Alors que la population humaine devrait atteindre 9,8 milliards d’ici 2050, la pression sur les ressources naturelles limitées de notre planète augmente elle aussi. Dans ce contexte, certains pourraient croire que ce que les uns gagnent est équivalent à ce que d’autres perdent, mais en matière d’équité entre les genres, c’est le contraire qui est vrai. Il existe un large consensus parmi les experts en développement sur le fait que l’autonomisation des femmes est une marée montante qui élève tous les bateaux. Chez Rainforest Alliance, nous l’avons constaté à maintes reprises : l’avancement des femmes promeut le bien commun de manière frappante.
L’avancement des droits des femmes est particulièrement crucial pour la transformation du secteur agricole. Dans les pays en développement, 43 pour cent de la main-d’œuvre agricole est féminine, et les femmes représentent les deux tiers des centaines de millions de gardiens d’élevage pauvres dans le monde. Alors que les femmes assument la grande majorité des tâches non rémunérées – dont la garde des enfants et les soins aux personnes âgées, la cuisine et les autres tâches ménagères – elles se voient souvent refuser l’accès à l’éducation, aux programmes de formation et à la technologie, interdire de posséder des biens ou de contrôler leurs ressources naturelles, et être exclues des processus décisionnels qui affectent directement leur vie. Dans la plupart des pays, les femmes ne gagnent en moyenne que 60 à 75 pour cent du salaire des hommes et sont souvent moins bien payées pour le même travail.
Pourtant, des études montrent que lorsque les femmes acquièrent une plus grande force économique, leurs familles et leurs communautés en bénéficient. Lorsque les femmes contrôlent le revenu du ménage, elles sont plus susceptibles que les hommes de dépenser de l’argent pour leurs familles (nourriture, vêtements et articles liés à la santé). Les recherches montrent une augmentation de 20 pour cent du taux de survie des enfants lorsque les femmes gèrent le budget de leur ménage. Et lorsque les femmes productrices bénéficient d’un égal accès aux ressources, à l’éducation, au financement et aux droits fonciers, elles peuvent augmenter les rendements agricoles de 20 à 30 pour cent.

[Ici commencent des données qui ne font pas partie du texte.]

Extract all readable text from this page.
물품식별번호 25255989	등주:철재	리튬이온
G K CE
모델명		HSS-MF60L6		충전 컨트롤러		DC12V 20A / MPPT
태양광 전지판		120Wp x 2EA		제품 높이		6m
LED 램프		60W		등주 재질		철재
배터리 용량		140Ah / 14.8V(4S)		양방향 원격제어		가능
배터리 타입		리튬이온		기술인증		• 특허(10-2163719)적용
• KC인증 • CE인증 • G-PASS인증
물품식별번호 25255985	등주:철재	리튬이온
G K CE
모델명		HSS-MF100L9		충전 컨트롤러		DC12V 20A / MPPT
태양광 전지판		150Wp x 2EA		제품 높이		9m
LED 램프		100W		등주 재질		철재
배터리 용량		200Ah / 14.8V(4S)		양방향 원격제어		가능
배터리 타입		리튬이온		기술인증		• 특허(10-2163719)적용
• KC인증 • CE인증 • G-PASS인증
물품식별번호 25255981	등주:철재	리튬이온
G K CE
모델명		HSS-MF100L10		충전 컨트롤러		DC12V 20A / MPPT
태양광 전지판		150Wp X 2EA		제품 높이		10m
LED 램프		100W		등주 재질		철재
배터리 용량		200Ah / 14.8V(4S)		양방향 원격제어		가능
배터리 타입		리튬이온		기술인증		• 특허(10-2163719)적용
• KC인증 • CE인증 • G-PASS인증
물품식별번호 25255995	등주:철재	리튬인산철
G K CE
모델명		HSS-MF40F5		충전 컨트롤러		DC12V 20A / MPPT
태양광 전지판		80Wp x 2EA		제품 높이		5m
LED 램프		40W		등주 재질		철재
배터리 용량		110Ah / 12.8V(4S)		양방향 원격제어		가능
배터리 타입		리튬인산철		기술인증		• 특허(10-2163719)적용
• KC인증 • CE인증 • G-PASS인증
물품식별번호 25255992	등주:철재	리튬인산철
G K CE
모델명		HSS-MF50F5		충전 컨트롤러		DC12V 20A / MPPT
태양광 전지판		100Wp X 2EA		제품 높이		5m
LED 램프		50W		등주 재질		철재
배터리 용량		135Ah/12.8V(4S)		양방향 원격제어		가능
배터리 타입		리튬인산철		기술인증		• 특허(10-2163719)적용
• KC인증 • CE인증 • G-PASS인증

Nos efforts ambitieux pour l’autonomisation des femmes rurales sont motivés par des impératifs tant mondiaux que locaux. Le changement climatique menace de réduire le rendement des cultures de 25 pour cent selon certains scénarios. De telles pertes entraîneraient une déforestation supplémentaire (les gens déboisent pour agrandir les exploitations existantes et en créer de nouvelles) et alimenteraient le cycle destructeur du réchauffement climatique. Mais lorsque les terres agricoles existantes peuvent être rendues plus productives, la pression économique pour repousser la frontière agricole disparaît.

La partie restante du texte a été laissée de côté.